Leader of Zhao clan
- Reign: 423 BCE - 409 BCE
- Predecessor: Zhao Jia (Zhao Huan-zi)
- Successor: Marquess Lie
- Died: 409 BCE

Names
- Ancestral name: Yíng (嬴) Lineage name: Zhào (趙) Given name: Huàn (浣)

Posthumous name
- Xiàn (獻) Marquess Xiàn (獻侯)
- Father: Zhao Zhou
- ‹See RfD›

Chinese name
- Traditional Chinese: 趙獻侯
- Simplified Chinese: 赵献侯

Standard Mandarin
- Hanyu Pinyin: Zhào Xiàn Hóu

= Marquess Xian of Zhao =

Leader of the Chinese State of Zhao from 423 to 409 BCE

Marquess Xian of Zhao (died 409 BCE) (趙獻侯 (赵献侯, Zhào Xiàn Hóu)) or Zhao Xianzi was a ruler of the State of Zhao from 423 BCE to 409 BCE during the Warring States period of ancient China.

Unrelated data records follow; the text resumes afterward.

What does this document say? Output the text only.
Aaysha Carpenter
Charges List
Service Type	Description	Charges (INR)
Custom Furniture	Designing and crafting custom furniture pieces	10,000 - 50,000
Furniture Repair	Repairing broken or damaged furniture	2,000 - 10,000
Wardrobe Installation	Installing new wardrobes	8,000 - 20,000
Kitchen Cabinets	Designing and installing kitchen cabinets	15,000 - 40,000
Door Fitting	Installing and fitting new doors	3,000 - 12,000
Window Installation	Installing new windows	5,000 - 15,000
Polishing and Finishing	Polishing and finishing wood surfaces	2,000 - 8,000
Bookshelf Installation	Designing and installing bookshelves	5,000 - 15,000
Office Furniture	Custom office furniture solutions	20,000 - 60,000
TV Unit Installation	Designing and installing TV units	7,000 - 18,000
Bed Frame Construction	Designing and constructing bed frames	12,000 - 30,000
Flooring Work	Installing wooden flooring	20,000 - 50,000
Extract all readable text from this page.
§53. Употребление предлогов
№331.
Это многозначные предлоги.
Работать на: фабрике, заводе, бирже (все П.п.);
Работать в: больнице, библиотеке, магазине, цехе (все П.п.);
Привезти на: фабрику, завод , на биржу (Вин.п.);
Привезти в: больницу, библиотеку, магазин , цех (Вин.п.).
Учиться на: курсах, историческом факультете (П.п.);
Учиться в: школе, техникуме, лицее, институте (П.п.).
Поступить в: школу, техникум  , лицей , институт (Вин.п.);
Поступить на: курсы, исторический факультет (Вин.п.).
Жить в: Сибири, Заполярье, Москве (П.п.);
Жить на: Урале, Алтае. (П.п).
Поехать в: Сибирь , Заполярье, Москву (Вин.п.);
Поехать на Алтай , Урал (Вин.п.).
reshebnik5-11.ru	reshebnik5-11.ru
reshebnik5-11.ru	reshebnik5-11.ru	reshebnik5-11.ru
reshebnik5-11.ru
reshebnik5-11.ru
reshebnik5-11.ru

Born Zhào Huàn (趙浣 (赵浣)), he was the son of Zhao Zhou (趙周 (赵周)), grandson of Zhao Bolu (趙伯魯 (赵伯鲁)) and the eldest brother of Zhao Xiangzi (趙襄子 (赵襄子)) (or Zhao Wuxu (Chinese: 趙毋卹)).

Zhào Xiāngzĭ believed that it was illegal for him to be the successor to Zhào Bólŭ and wanted to return his inheritance so that Zhào Huàn would become heir apparent.

After Zhào Huàn became leader he was banished from the Zhao capitals of Zhongmu County (中牟) (in modern-day Henan) and Dai Commandery (near modern-day Yuzhou in Hebei) by Zhao Huanzi (趙桓子 (赵桓子)), who usurped Zhào Huàn's position and installed himself as ruler.

A year later, Zhào Huánzĭ died and the local people killed all his sons. As a result, Zhào Huàn once more became leader of Zhao. After he died he was awarded the posthumous title of Zhào Xiànzĭ whilst his son became Marquess Lie of Zhao (趙烈侯 (赵烈侯, Zhào Liè Hóu)) who subsequently altered his father's posthumous title to Marquess Xian of Zhao.